If this whole process looks way too cumbersome to you, keep in mind that it was made much more efficient recently. The application process is electronic, done by the doctors, and the patient is notified by phone or SMS. Before (I've undergone this procedure for my mother), the patient had to stand in humongous lines and apply manually, then occasionally check whether the application was approved.

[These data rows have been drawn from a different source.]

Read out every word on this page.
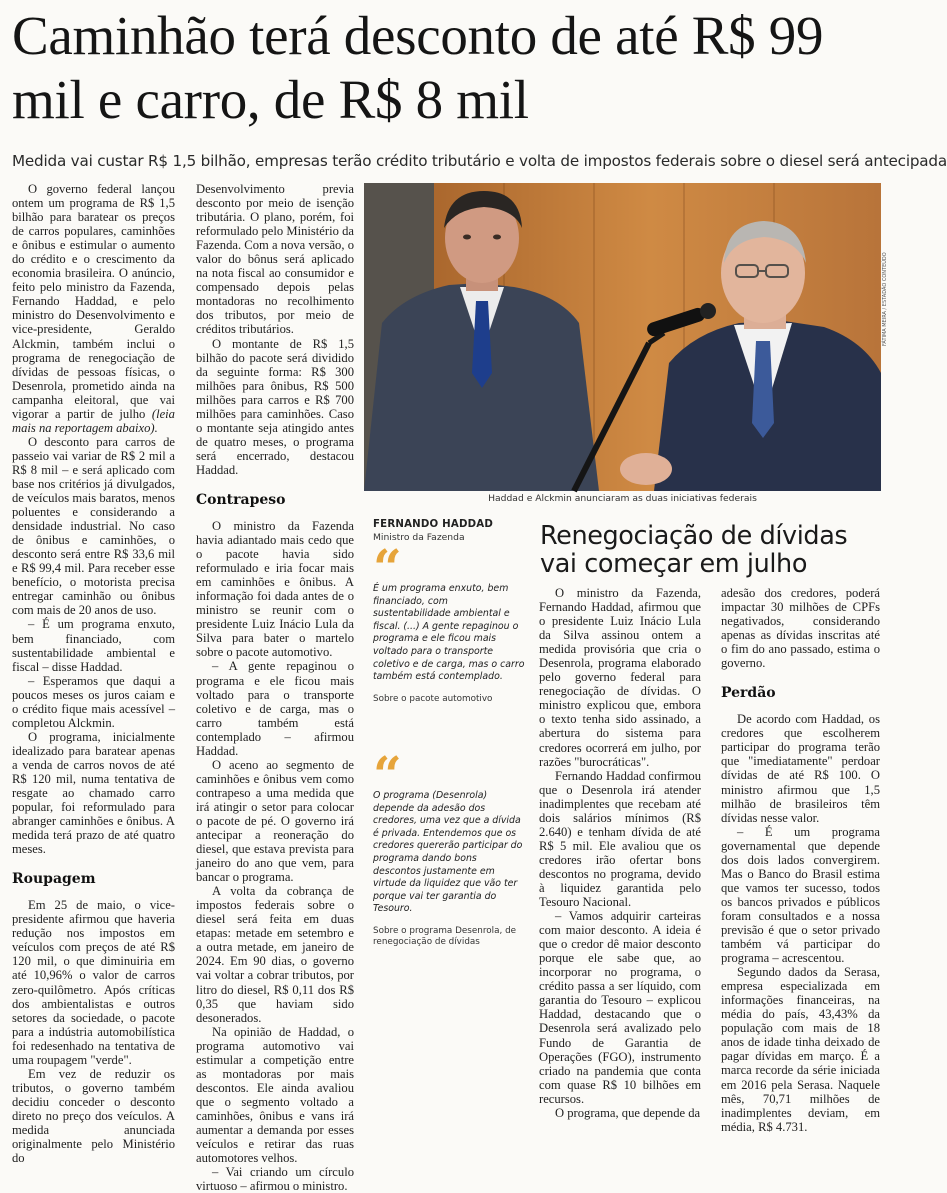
Caminhão terá desconto de até R$ 99 mil e carro, de R$ 8 mil

Medida vai custar R$ 1,5 bilhão, empresas terão crédito tributário e volta de impostos federais sobre o diesel será antecipada

O governo federal lançou ontem um programa de R$ 1,5 bilhão para baratear os preços de carros populares, caminhões e ônibus e estimular o aumento do crédito e o crescimento da economia brasileira. O anúncio, feito pelo ministro da Fazenda, Fernando Haddad, e pelo ministro do Desenvolvimento e vice-presidente, Geraldo Alckmin, também inclui o programa de renegociação de dívidas de pessoas físicas, o Desenrola, prometido ainda na campanha eleitoral, que vai vigorar a partir de julho (leia mais na reportagem abaixo).

O desconto para carros de passeio vai variar de R$ 2 mil a R$ 8 mil – e será aplicado com base nos critérios já divulgados, de veículos mais baratos, menos poluentes e considerando a densidade industrial. No caso de ônibus e caminhões, o desconto será entre R$ 33,6 mil e R$ 99,4 mil. Para receber esse benefício, o motorista precisa entregar caminhão ou ônibus com mais de 20 anos de uso.

– É um programa enxuto, bem financiado, com sustentabilidade ambiental e fiscal – disse Haddad.

– Esperamos que daqui a poucos meses os juros caiam e o crédito fique mais acessível – completou Alckmin.

O programa, inicialmente idealizado para baratear apenas a venda de carros novos de até R$ 120 mil, numa tentativa de resgate ao chamado carro popular, foi reformulado para abranger caminhões e ônibus. A medida terá prazo de até quatro meses.

Roupagem

Em 25 de maio, o vice-presidente afirmou que haveria redução nos impostos em veículos com preços de até R$ 120 mil, o que diminuiria em até 10,96% o valor de carros zero-quilômetro. Após críticas dos ambientalistas e outros setores da sociedade, o pacote para a indústria automobilística foi redesenhado na tentativa de uma roupagem "verde".

Em vez de reduzir os tributos, o governo também decidiu conceder o desconto direto no preço dos veículos. A medida anunciada originalmente pelo Ministério do

Desenvolvimento previa desconto por meio de isenção tributária. O plano, porém, foi reformulado pelo Ministério da Fazenda. Com a nova versão, o valor do bônus será aplicado na nota fiscal ao consumidor e compensado depois pelas montadoras no recolhimento dos tributos, por meio de créditos tributários.

O montante de R$ 1,5 bilhão do pacote será dividido da seguinte forma: R$ 300 milhões para ônibus, R$ 500 milhões para carros e R$ 700 milhões para caminhões. Caso o montante seja atingido antes de quatro meses, o programa será encerrado, destacou Haddad.

Contrapeso

O ministro da Fazenda havia adiantado mais cedo que o pacote havia sido reformulado e iria focar mais em caminhões e ônibus. A informação foi dada antes de o ministro se reunir com o presidente Luiz Inácio Lula da Silva para bater o martelo sobre o pacote automotivo.

– A gente repaginou o programa e ele ficou mais voltado para o transporte coletivo e de carga, mas o carro também está contemplado – afirmou Haddad.

O aceno ao segmento de caminhões e ônibus vem como contrapeso a uma medida que irá atingir o setor para colocar o pacote de pé. O governo irá antecipar a reoneração do diesel, que estava prevista para janeiro do ano que vem, para bancar o programa.

A volta da cobrança de impostos federais sobre o diesel será feita em duas etapas: metade em setembro e a outra metade, em janeiro de 2024. Em 90 dias, o governo vai voltar a cobrar tributos, por litro do diesel, R$ 0,11 dos R$ 0,35 que haviam sido desonerados.

Na opinião de Haddad, o programa automotivo vai estimular a competição entre as montadoras por mais descontos. Ele ainda avaliou que o segmento voltado a caminhões, ônibus e vans irá aumentar a demanda por esses veículos e retirar das ruas automotores velhos.

– Vai criando um círculo virtuoso – afirmou o ministro.

FÁTIMA MEIRA / ESTADÃO CONTEÚDO
Haddad e Alckmin anunciaram as duas iniciativas federais

FERNANDO HADDAD

Ministro da Fazenda

“

É um programa enxuto, bem financiado, com sustentabilidade ambiental e fiscal. (...) A gente repaginou o programa e ele ficou mais voltado para o transporte coletivo e de carga, mas o carro também está contemplado.

Sobre o pacote automotivo

“

O programa (Desenrola) depende da adesão dos credores, uma vez que a dívida é privada. Entendemos que os credores quererão participar do programa dando bons descontos justamente em virtude da liquidez que vão ter porque vai ter garantia do Tesouro.

Sobre o programa Desenrola, de renegociação de dívidas

Renegociação de dívidas vai começar em julho

O ministro da Fazenda, Fernando Haddad, afirmou que o presidente Luiz Inácio Lula da Silva assinou ontem a medida provisória que cria o Desenrola, programa elaborado pelo governo federal para renegociação de dívidas. O ministro explicou que, embora o texto tenha sido assinado, a abertura do sistema para credores ocorrerá em julho, por razões "burocráticas".

Fernando Haddad confirmou que o Desenrola irá atender inadimplentes que recebam até dois salários mínimos (R$ 2.640) e tenham dívida de até R$ 5 mil. Ele avaliou que os credores irão ofertar bons descontos no programa, devido à liquidez garantida pelo Tesouro Nacional.

– Vamos adquirir carteiras com maior desconto. A ideia é que o credor dê maior desconto porque ele sabe que, ao incorporar no programa, o crédito passa a ser líquido, com garantia do Tesouro – explicou Haddad, destacando que o Desenrola será avalizado pelo Fundo de Garantia de Operações (FGO), instrumento criado na pandemia que conta com quase R$ 10 bilhões em recursos.

O programa, que depende da

adesão dos credores, poderá impactar 30 milhões de CPFs negativados, considerando apenas as dívidas inscritas até o fim do ano passado, estima o governo.

Perdão

De acordo com Haddad, os credores que escolherem participar do programa terão que "imediatamente" perdoar dívidas de até R$ 100. O ministro afirmou que 1,5 milhão de brasileiros têm dívidas nesse valor.

– É um programa governamental que depende dos dois lados convergirem. Mas o Banco do Brasil estima que vamos ter sucesso, todos os bancos privados e públicos foram consultados e a nossa previsão é que o setor privado também vá participar do programa – acrescentou.

Segundo dados da Serasa, empresa especializada em informações financeiras, na média do país, 43,43% da população com mais de 18 anos de idade tinha deixado de pagar dívidas em março. É a marca recorde da série iniciada em 2016 pela Serasa. Naquele mês, 70,71 milhões de inadimplentes deviam, em média, R$ 4.731.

Since the date of my next injection is approaching, I have an idea. Before, I had to go to the 8th floor of the hospital where I am being treated, wait for the doctor to become available and write a prescription, trot down to the pharmacy on the 1st floor, optionally scour other pharmacies if the one at the hospital doesn't have it, buy the medicine, and climb back to the 8th floor to have it administered. It would be much more efficient, if my personal physician (who has a practice nearby) could write the prescription, then I buy it at the nearby pharmacy, and then I travel to the hospital where I am being treated to have it administered on the 8th floor. Provided, of course, that my personal physician has the authority to prescribe such a medicine - so I visit him to ask.
Turns out, he does. Yay! But while digging into various information systems to see what I have been prescribed before, when exactly, when it has been administered, and so on, he discovers an interesting tidbit of information. "So, why aren't you being administered the more potent stuff?", asks he. "Because the bureaucrats from the health insurance haven't approved it yet," is my obvious answer. "Uhm," muses the doc, "it says here that it has been approved on the 1st of December - nearly a month ago." WTF?! Why hasn't anybody notified me, as they were supposed to do?! Well, because it's a state insurance run by bureaucrats, obviously. Duh! We agree that I should visit him again one day before the date on which the injection is to be administered, so that he can write the prescription. Then I can buy the medicine and go to the hospital to have it administered.
I leave the doctor's practice but have a nagging idea. This isn't aspirin - it is some kind of special medicine that is horrendously expensive and needs special approval. Will the pharmacy have it available? I better check.
To no one's surprise, the pharmacist tells me that, no, they don't have it, of course. Can they order it? Yes, and she'll do so immediately, but despite the fact that there's more than a week till the date on which it has to be administered, with all the holidays around the end of the year, there are only 2 workdays left and there's no guarantee that it will arrive on time. She takes my phone number and promises to notify me when it arrives. I warn her that I'll ask my oncologist whether the injection can be delayed by a few days and, if not, I'll have to start scouring other pharmacies and won't buy it from her. She's fine with that.
I get home and quickly fire an e-mail to one of the oncologists - the younger and much more helpful one, who also regularly reads and responds to my e-mails. He answers that about a week of delay isn't a problem. Still, things will be pretty tight, because the next injection is supposed to be administered 28 days after the previous one, but because these guys work only Tuesdays and Thursdays, and because of the holidays, my appointed next injection date is already a few days past that.
Fortunately, the next day the pharmacist calls me and tells me that the medicine has arrived. Yay, I guess. So, I jot down in my calendar to go to my personal physician on 5th of January for a prescription, then go to the pharmacy to get the medicine, then on the next day go to the hospital to have it administered. I'll keep you posted.